Purified vesicles of tobacco cell vacuolar and plasma membranes exhibit dramatically different water permeability and water channel activity

AUTOR(ES)
FONTE

The National Academy of Sciences of the USA

RESUMO

The vacuolar membrane or tonoplast (TP) and the plasma membrane (PM) of tobacco suspension cells were purified by free-flow electrophoresis (FFE) and aqueous two-phase partitioning, with enrichment factors from a crude microsomal fraction of ≥4- to 5-fold and reduced contamination by other cellular membranes. For each purified fraction, the mean apparent diameter of membrane vesicles was determined by freeze-fracture electron microscopy, and the osmotic shrinking kinetics of the vesicles were characterized by stopped-flow light scattering. Osmotic water permeability coefficients (Pf) of 6.1 ± 0.2 and 7.6 ± 0.9 μm⋅s−1 were deduced for PM-enriched vesicles purified by FFE and phase partitioning, respectively. The associated activation energies (Ea; 13.7 ± 1.0 and 13.4 ± 1.4 kcal⋅mol−1, respectively) suggest that water transport in the purified PM occurs mostly by diffusion across the lipid matrix.
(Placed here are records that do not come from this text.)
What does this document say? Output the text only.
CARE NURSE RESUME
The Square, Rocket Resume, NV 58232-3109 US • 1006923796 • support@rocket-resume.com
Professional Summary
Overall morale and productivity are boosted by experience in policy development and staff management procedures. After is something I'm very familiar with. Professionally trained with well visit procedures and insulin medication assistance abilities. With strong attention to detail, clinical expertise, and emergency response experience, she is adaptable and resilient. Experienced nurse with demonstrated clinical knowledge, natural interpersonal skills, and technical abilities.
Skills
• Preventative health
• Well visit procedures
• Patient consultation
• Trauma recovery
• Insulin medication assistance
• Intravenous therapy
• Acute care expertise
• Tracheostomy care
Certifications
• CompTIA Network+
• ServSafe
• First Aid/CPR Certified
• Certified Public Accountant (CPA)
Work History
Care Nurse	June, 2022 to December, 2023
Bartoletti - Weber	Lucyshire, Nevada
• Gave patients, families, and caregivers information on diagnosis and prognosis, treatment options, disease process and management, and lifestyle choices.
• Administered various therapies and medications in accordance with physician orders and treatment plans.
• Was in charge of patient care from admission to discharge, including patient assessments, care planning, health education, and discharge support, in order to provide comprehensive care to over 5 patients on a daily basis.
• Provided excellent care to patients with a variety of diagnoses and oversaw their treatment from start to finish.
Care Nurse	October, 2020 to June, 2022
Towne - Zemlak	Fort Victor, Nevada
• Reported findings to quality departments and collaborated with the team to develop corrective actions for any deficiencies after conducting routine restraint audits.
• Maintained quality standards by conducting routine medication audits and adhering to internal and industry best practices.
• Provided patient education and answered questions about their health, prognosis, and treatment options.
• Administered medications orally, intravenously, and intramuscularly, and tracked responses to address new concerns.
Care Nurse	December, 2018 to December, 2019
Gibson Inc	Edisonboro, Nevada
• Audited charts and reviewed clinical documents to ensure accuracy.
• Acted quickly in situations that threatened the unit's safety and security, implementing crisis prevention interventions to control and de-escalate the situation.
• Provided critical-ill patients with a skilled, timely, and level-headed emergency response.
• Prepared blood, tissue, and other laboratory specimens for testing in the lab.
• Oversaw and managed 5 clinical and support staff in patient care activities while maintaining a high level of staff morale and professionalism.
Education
In contrast, water transport in TP vesicles purified by FFE was characterized by (i) a 100-fold higher Pf of 690 ± 35 μm⋅s−1, (ii) a reduced Ea of 2.5 ± 1.3 kcal⋅mol−1, and (iii) a reversible inhibition by mercuric chloride, up to 83% at 1 mM. These results provide functional evidence for channel-mediated water transport in the TP, and more generally in a higher plant membrane. A high TP Pf suggests a role for the vacuole in buffering osmotic fluctuations occurring in the cytoplasm. Thus, the differential water permeabilities and water channel activities observed in the tobacco TP and PM point to an original osmoregulatory function for water channels in relation to the typical compartmentation of plant cells.